Two 1.9 million-year-old skeletons found in a South African cave

Two 1.9 million-year-old skeletons found in a South African cave have added a new and intriguing member to the primate family.

Dubbed Australopithecus sediba, it has many features — including long legs and a protruding nose — common to Homo, the genus that eventually spawned humans. Other features, such as extra-long forearms and flexible feet, date from deep in our primate past.

Paleontologists disagree over whether A. sediba is a direct human ancestor, or just looks like one.
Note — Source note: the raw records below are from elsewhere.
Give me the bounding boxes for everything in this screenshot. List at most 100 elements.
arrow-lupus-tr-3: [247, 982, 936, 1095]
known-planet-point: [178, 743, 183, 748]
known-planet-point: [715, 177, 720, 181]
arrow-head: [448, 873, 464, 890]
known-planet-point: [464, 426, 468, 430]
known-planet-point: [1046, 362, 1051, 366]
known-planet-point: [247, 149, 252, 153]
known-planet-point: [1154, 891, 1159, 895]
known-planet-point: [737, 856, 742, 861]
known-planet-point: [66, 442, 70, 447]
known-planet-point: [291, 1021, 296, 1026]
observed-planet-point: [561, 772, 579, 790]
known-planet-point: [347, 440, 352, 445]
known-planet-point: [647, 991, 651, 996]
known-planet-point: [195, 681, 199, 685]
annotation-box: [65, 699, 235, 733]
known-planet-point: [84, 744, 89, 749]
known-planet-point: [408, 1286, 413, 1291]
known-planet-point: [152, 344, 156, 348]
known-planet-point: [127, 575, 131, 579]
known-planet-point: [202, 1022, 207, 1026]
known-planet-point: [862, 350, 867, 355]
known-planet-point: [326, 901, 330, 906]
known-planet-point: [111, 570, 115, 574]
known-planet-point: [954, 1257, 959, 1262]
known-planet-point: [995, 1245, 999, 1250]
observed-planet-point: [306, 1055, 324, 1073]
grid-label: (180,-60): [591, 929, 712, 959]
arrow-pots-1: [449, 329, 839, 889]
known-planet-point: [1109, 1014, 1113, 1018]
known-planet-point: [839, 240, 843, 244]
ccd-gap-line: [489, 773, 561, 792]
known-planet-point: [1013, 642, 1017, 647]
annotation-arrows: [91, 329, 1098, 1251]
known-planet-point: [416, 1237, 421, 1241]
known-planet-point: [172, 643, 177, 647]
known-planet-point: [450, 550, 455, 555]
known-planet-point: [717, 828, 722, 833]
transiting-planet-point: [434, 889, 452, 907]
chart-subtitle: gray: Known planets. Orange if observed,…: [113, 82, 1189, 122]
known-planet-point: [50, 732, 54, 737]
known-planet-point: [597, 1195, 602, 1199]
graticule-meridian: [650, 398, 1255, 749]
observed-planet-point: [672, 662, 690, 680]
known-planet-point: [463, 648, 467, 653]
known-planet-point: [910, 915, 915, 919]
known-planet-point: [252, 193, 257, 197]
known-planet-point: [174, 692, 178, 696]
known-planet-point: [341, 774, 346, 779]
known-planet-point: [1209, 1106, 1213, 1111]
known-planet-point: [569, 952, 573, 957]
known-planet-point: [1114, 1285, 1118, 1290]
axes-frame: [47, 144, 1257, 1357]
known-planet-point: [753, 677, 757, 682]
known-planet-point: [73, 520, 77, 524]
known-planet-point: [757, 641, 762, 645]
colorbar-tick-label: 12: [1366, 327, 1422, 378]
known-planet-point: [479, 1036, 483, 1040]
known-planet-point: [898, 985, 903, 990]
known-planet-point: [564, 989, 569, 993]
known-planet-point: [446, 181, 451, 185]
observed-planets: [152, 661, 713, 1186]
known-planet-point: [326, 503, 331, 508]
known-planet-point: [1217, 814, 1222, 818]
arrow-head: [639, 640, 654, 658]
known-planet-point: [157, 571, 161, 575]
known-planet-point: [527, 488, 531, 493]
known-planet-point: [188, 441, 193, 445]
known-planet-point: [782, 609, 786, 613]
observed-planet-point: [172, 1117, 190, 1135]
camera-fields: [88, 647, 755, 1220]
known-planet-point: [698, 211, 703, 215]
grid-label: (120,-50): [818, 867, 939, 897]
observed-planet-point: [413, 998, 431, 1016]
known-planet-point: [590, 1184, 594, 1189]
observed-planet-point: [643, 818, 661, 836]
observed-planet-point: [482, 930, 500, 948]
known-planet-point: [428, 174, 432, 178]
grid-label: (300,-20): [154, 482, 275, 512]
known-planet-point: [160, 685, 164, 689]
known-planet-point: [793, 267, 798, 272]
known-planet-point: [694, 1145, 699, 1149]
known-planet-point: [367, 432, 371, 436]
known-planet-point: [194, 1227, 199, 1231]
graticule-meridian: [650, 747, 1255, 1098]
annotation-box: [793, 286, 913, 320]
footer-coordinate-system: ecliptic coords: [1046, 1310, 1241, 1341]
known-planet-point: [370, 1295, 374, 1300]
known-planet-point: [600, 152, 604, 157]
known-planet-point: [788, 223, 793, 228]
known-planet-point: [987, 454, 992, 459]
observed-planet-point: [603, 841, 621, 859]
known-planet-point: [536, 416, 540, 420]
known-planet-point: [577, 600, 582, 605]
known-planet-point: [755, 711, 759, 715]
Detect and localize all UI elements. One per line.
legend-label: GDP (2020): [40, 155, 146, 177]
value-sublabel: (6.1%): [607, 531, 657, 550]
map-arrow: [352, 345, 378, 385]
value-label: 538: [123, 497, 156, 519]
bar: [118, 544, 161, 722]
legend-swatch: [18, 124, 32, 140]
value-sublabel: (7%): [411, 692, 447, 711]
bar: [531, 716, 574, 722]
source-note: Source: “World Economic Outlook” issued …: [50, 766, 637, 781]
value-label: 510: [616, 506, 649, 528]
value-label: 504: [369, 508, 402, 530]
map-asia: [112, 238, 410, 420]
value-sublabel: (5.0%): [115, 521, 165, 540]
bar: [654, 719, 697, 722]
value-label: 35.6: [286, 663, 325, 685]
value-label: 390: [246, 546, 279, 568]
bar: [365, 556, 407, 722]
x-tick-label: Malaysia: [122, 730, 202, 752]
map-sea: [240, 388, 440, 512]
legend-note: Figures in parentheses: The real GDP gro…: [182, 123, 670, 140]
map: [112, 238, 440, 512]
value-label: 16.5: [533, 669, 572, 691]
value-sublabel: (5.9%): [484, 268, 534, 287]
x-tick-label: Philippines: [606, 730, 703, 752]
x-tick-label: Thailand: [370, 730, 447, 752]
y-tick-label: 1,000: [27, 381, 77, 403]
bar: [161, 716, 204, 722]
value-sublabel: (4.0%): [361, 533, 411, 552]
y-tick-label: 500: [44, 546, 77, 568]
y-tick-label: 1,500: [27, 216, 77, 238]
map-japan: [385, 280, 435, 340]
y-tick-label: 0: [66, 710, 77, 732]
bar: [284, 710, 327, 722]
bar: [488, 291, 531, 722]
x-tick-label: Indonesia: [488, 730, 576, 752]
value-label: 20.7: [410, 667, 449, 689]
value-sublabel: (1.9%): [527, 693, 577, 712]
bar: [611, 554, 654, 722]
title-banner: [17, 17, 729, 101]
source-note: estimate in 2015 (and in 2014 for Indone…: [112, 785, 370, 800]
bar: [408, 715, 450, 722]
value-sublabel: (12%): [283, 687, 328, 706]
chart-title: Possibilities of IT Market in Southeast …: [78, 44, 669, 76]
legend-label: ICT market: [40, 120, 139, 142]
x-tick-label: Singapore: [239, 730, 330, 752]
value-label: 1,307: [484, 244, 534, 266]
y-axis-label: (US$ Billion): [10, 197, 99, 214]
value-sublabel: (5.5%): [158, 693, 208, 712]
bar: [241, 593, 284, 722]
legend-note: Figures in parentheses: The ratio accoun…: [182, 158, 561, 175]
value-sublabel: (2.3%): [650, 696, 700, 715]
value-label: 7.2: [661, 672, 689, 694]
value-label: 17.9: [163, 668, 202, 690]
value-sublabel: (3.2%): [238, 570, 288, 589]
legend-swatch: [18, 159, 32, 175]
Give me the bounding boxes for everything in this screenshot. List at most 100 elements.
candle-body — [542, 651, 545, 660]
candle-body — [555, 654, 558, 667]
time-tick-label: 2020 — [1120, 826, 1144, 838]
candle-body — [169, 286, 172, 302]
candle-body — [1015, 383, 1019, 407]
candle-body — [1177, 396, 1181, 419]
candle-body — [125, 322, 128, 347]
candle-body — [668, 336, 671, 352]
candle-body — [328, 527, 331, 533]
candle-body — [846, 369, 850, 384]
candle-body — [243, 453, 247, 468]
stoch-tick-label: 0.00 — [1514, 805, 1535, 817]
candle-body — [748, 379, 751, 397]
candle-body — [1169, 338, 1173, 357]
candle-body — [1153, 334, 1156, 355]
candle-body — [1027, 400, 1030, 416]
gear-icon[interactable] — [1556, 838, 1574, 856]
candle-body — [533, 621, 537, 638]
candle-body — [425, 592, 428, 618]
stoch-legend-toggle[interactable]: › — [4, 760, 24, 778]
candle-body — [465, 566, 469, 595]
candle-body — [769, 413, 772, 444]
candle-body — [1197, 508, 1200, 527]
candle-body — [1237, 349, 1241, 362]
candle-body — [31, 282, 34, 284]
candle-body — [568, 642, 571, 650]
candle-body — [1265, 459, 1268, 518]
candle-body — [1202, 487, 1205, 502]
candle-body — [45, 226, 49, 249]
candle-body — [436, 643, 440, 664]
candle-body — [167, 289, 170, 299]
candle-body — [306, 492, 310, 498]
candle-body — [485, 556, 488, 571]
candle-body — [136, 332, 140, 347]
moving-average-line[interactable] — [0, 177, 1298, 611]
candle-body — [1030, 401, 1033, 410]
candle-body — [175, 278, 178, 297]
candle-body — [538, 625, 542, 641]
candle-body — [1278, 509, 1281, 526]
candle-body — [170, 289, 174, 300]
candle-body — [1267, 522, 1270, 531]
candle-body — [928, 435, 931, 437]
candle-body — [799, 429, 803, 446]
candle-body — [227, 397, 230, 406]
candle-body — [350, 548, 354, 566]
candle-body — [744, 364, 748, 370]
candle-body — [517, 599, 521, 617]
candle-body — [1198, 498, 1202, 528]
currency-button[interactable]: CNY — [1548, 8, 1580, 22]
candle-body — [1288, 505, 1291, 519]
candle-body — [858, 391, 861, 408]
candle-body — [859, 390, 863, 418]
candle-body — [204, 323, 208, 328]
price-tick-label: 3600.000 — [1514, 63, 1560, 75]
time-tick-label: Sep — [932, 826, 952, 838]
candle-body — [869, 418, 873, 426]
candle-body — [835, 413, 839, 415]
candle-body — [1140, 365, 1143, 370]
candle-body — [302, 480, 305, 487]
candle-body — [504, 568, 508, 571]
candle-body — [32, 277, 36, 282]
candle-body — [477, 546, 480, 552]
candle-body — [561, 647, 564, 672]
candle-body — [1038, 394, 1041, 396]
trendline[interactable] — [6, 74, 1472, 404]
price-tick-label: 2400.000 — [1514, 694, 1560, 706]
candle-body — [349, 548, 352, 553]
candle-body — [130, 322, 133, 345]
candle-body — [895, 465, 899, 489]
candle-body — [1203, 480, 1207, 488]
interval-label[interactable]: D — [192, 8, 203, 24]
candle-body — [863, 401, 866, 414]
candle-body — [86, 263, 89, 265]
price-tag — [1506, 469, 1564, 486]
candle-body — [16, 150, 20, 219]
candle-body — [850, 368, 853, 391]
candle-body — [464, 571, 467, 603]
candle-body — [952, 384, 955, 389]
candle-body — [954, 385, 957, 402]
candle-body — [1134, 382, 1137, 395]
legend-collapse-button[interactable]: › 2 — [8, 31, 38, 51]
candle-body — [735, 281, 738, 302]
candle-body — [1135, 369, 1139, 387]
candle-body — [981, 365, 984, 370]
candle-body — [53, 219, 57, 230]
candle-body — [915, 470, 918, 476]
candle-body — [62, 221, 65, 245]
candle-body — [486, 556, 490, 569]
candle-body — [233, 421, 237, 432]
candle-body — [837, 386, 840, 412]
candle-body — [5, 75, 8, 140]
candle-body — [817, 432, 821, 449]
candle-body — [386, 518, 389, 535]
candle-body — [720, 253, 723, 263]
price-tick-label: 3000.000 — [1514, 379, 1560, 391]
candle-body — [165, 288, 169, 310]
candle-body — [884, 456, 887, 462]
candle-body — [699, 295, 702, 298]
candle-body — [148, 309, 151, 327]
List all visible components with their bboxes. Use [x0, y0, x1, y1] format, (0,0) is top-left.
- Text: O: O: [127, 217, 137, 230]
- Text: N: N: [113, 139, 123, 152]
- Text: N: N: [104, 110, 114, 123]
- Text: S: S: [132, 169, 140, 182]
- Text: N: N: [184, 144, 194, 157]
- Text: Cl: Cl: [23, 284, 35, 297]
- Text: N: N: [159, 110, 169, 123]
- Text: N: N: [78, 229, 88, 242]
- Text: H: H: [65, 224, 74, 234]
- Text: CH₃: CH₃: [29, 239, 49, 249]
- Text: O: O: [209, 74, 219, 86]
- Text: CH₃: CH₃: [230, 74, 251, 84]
But whatever their lineage, the fossils provide rare insight into a period shrouded in paleontological mystery.

“We feel that A. sediba might be a Rosetta Stone for defining for the first time what the genus Homo is,” said paleontologist Lee Berger of the University of Witwatersrand. “They’re going to be a remarkable window, a time machine.”

The skeletons, described April 8 in Science, were found — with a bit of help from Google Earth — two years ago in a South African cave, where they fell two million years ago.

On one side of that date in the fossil timeline are the various species of Australopithecus, the first great apes to walk on two feet. On the timeline’s other side is the genus Homo, the first creatures one would recognize — with all due respect to Lucy’s famous A. afarensis — as close to human.

In between is uncertainty. The fossil record is mostly bare. Some of the Australopithecus lineage split, with one branch becoming Homo. But the identity of that lineage, and the characteristics of early Homo, are unknown.